Another well known model is partial immersion. Here, less than 100 percent of instruction (usually about 50 percent) is pro-vided in the immersion language. This percent remains constant throughout elementary school. Reading is taught in both the first and the second language. When feasible, each class has two teachers: one teaches in the first language and the other teaches in the second. As with full immersion, students are usually all native English speakers.

A third type of immersion is double immersion - essentially a full immersion program with instruction in two non-native languages. One example of double immersion is the French-Hebrew program in Montreal, Canada.

All three of these models generally begin exposure to the new language or languages in the earliest years of elementary school. However, some programs start later, providing formal instruction early on, followed by two years of 100 percent immersion in Grades 3 and 4 or later. For a given type of immersion, second-language proficiency doesn't appear to be affected by these variations in timing.
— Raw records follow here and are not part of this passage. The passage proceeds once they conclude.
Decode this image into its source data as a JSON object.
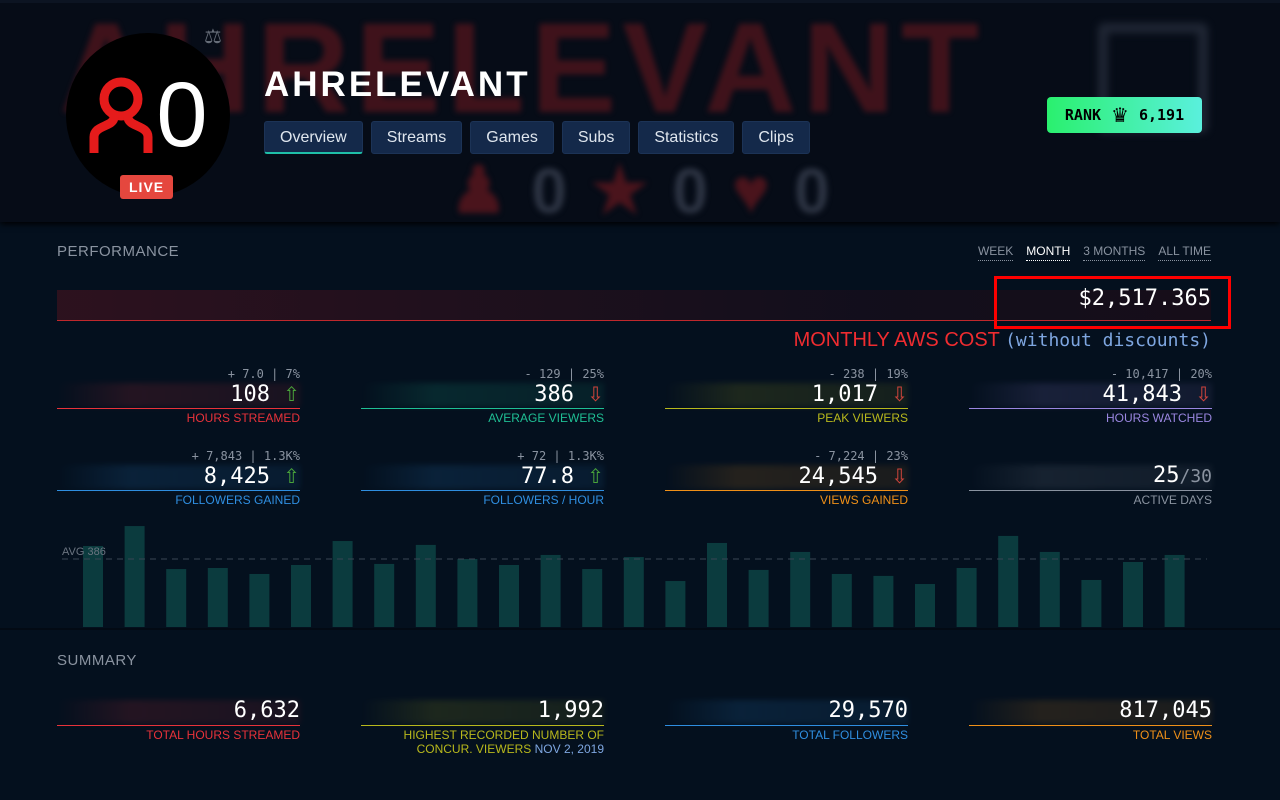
{
  "channel": {
    "name": "AHRELEVANT",
    "avatar_count": "0",
    "live_label": "LIVE",
    "watermark_counts": [
      "0",
      "0",
      "0"
    ],
    "tabs": [
      "Overview",
      "Streams",
      "Games",
      "Subs",
      "Statistics",
      "Clips"
    ],
    "active_tab": "Overview",
    "rank": {
      "label": "RANK",
      "value": "6,191",
      "icon": "crown-icon"
    }
  },
  "performance": {
    "title": "PERFORMANCE",
    "periods": [
      "WEEK",
      "MONTH",
      "3 MONTHS",
      "ALL TIME"
    ],
    "active_period": "MONTH",
    "cost_value": "$2,517.365",
    "cost_label": "MONTHLY AWS COST",
    "cost_note": "(without discounts)",
    "cards": [
      {
        "delta": "+ 7.0 | 7%",
        "value": "108",
        "trend": "up",
        "label": "HOURS STREAMED",
        "color": "#e8323a"
      },
      {
        "delta": "- 129 | 25%",
        "value": "386",
        "trend": "down",
        "label": "AVERAGE VIEWERS",
        "color": "#1fbf94"
      },
      {
        "delta": "- 238 | 19%",
        "value": "1,017",
        "trend": "down",
        "label": "PEAK VIEWERS",
        "color": "#b8b81c"
      },
      {
        "delta": "- 10,417 | 20%",
        "value": "41,843",
        "trend": "down",
        "label": "HOURS WATCHED",
        "color": "#9a86e0"
      },
      {
        "delta": "+ 7,843 | 1.3K%",
        "value": "8,425",
        "trend": "up",
        "label": "FOLLOWERS GAINED",
        "color": "#2f8ee0"
      },
      {
        "delta": "+ 72 | 1.3K%",
        "value": "77.8",
        "trend": "up",
        "label": "FOLLOWERS / HOUR",
        "color": "#2f8ee0"
      },
      {
        "delta": "- 7,224 | 23%",
        "value": "24,545",
        "trend": "down",
        "label": "VIEWS GAINED",
        "color": "#f09018"
      },
      {
        "delta": "",
        "value": "25",
        "value_suffix": "/30",
        "trend": "",
        "label": "ACTIVE DAYS",
        "color": "#8a93a0"
      }
    ]
  },
  "chart_data": {
    "type": "bar",
    "avg_label": "AVG 386",
    "avg": 386,
    "values": [
      460,
      573,
      329,
      335,
      301,
      352,
      488,
      358,
      466,
      386,
      352,
      409,
      329,
      397,
      261,
      477,
      324,
      426,
      301,
      290,
      244,
      335,
      517,
      426,
      267,
      369,
      409
    ],
    "bar_color": "#0b3b3e",
    "grid": false
  },
  "summary": {
    "title": "SUMMARY",
    "cards": [
      {
        "value": "6,632",
        "label": "TOTAL HOURS STREAMED",
        "color": "#e8323a"
      },
      {
        "value": "1,992",
        "label": "HIGHEST RECORDED NUMBER OF CONCUR. VIEWERS",
        "date": "NOV 2, 2019",
        "color": "#b8b81c"
      },
      {
        "value": "29,570",
        "label": "TOTAL FOLLOWERS",
        "color": "#2f8ee0"
      },
      {
        "value": "817,045",
        "label": "TOTAL VIEWS",
        "color": "#f09018"
      }
    ]
  }
}
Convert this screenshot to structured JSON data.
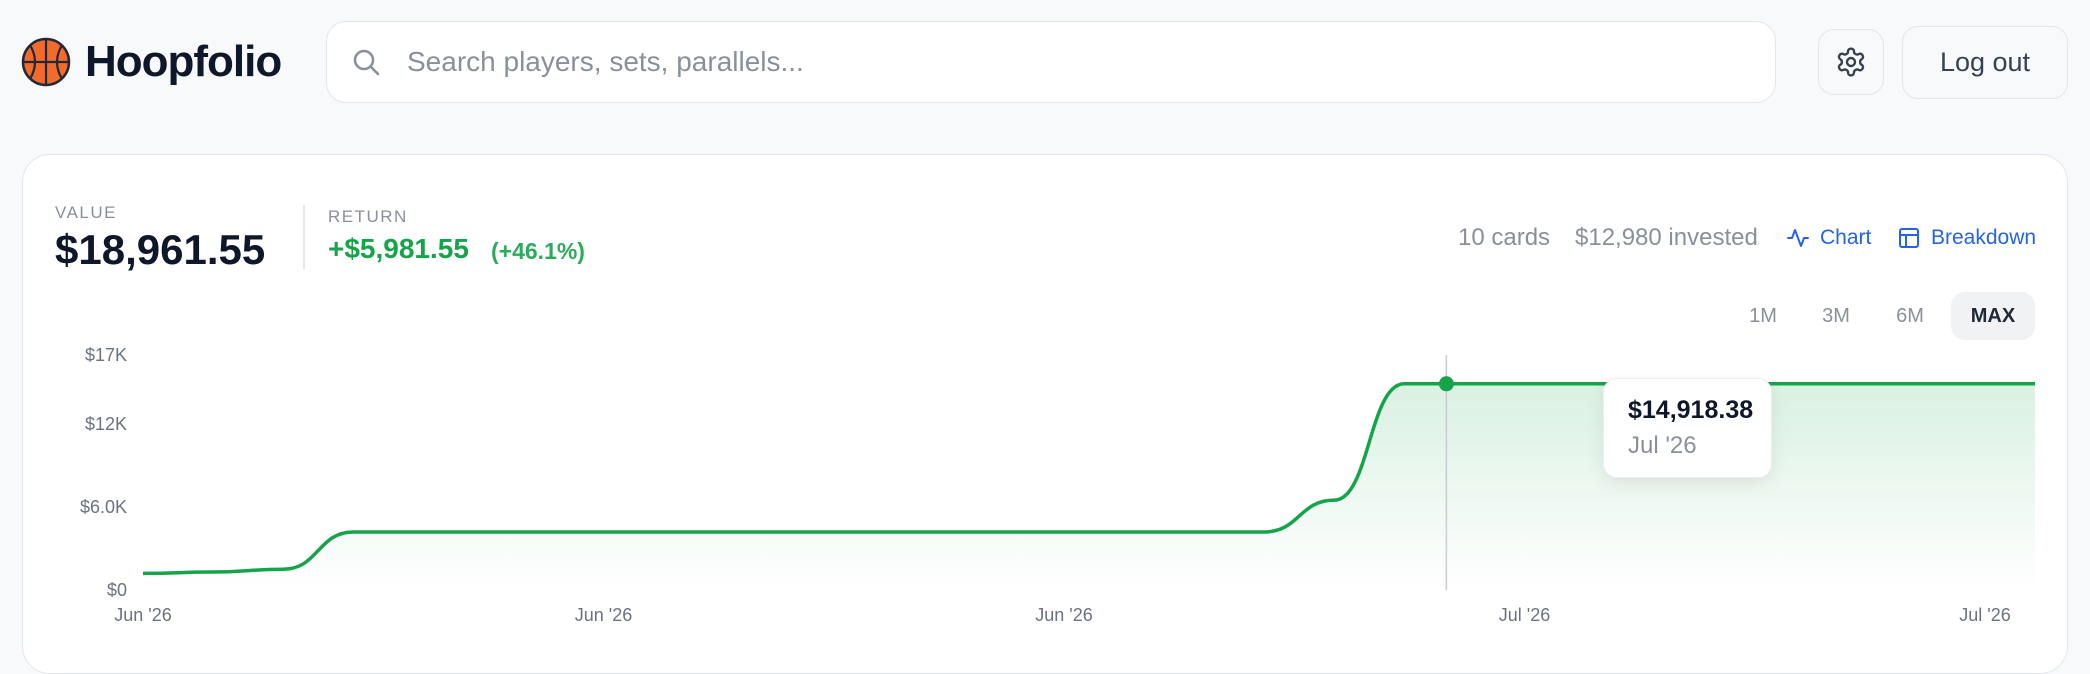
{
  "header": {
    "brand": "Hoopfolio",
    "search_placeholder": "Search players, sets, parallels...",
    "logout_label": "Log out"
  },
  "summary": {
    "value_label": "VALUE",
    "value": "$18,961.55",
    "return_label": "RETURN",
    "return_amount": "+$5,981.55",
    "return_percent": "(+46.1%)",
    "cards": "10 cards",
    "invested": "$12,980 invested",
    "chart_link": "Chart",
    "breakdown_link": "Breakdown"
  },
  "ranges": [
    {
      "label": "1M",
      "active": false
    },
    {
      "label": "3M",
      "active": false
    },
    {
      "label": "6M",
      "active": false
    },
    {
      "label": "MAX",
      "active": true
    }
  ],
  "tooltip": {
    "value": "$14,918.38",
    "date": "Jul '26"
  },
  "colors": {
    "accent": "#16a34a",
    "link": "#2563eb",
    "brand_ball": "#f26b2d"
  },
  "chart_data": {
    "type": "area",
    "y_ticks": [
      "$0",
      "$6.0K",
      "$12K",
      "$17K"
    ],
    "y_tick_values": [
      0,
      6000,
      12000,
      17000
    ],
    "x_ticks": [
      "Jun '26",
      "Jun '26",
      "Jun '26",
      "Jul '26",
      "Jul '26"
    ],
    "ylim": [
      0,
      17000
    ],
    "grid": false,
    "series": [
      {
        "values": [
          1200,
          1300,
          1500,
          4200,
          4200,
          4200,
          4200,
          4200,
          4200,
          4200,
          4200,
          4200,
          4200,
          4200,
          4200,
          4200,
          4200,
          6500,
          14918.38,
          14918.38,
          14918.38,
          14918.38,
          14918.38,
          14918.38,
          14918.38,
          14918.38,
          14918.38,
          14918.38
        ]
      }
    ]
  }
}
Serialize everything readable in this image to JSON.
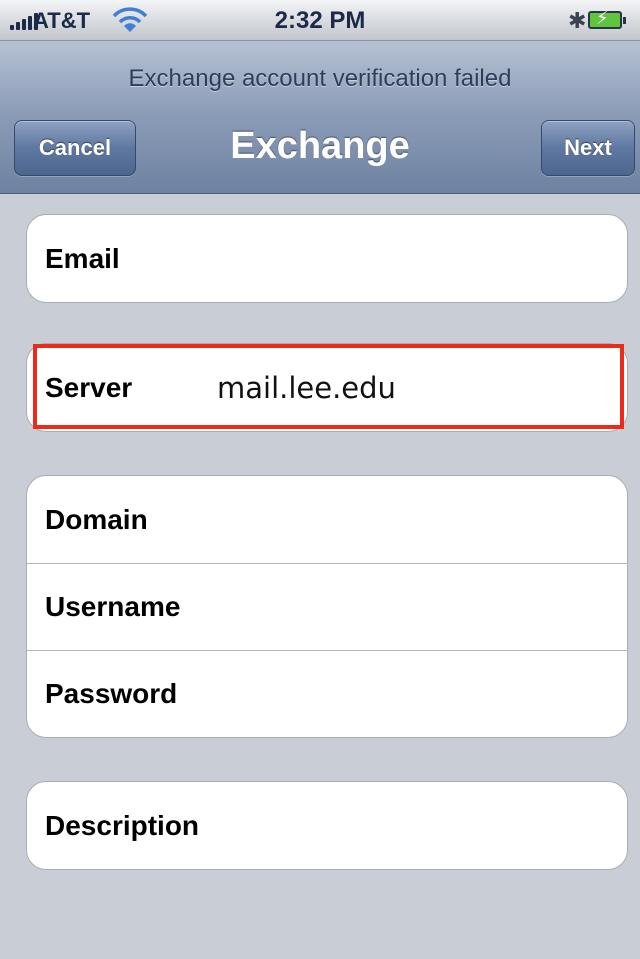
{
  "status_bar": {
    "carrier": "AT&T",
    "time": "2:32 PM",
    "icons": [
      "signal-bars-icon",
      "wifi-icon",
      "bluetooth-icon",
      "battery-charging-icon"
    ]
  },
  "nav": {
    "prompt": "Exchange account verification failed",
    "title": "Exchange",
    "cancel_label": "Cancel",
    "next_label": "Next"
  },
  "form": {
    "email": {
      "label": "Email",
      "value": ""
    },
    "server": {
      "label": "Server",
      "value": "mail.lee.edu",
      "highlighted": true,
      "highlight_color": "#ec2a19"
    },
    "domain": {
      "label": "Domain",
      "value": ""
    },
    "username": {
      "label": "Username",
      "value": ""
    },
    "password": {
      "label": "Password",
      "value": ""
    },
    "description": {
      "label": "Description",
      "value": ""
    }
  }
}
The last type of immersion is called two-way (or dual) immersion. This model was first developed in Florida's Dade County schools and is still evolving. Two-way immersion is designed to serve both English and non-English speakers. The latter group will usually make up 25 to 50 percent of the student body. Children from each language group are mixed in the same classroom. The goals of two-way immersion are for both language groups to become bilingual, succeed academically, and develop positive inter-group relations. Two-way immersion programs, as one-way, differ in the amount of time spent in the two languages per grade level. In the upper grades, instruction is typically half in Spanish and half in English. In theory, two-way immersion allows English speakers to learn Spanish while continuing to develop their English skills. Spanish speakers learn English while becoming literate and maintaining oral skills in their native tongue.

Students from full immersion programs are generally more proficient in reading, writing, listening, and speaking the second language than those from partial immersion programs. Partial immersion students, in turn, are more proficient than students who are taught the second language in traditional foreign langu-age classes. Children from well-established two-way programs appear to have skills most similar to those of full immersion students.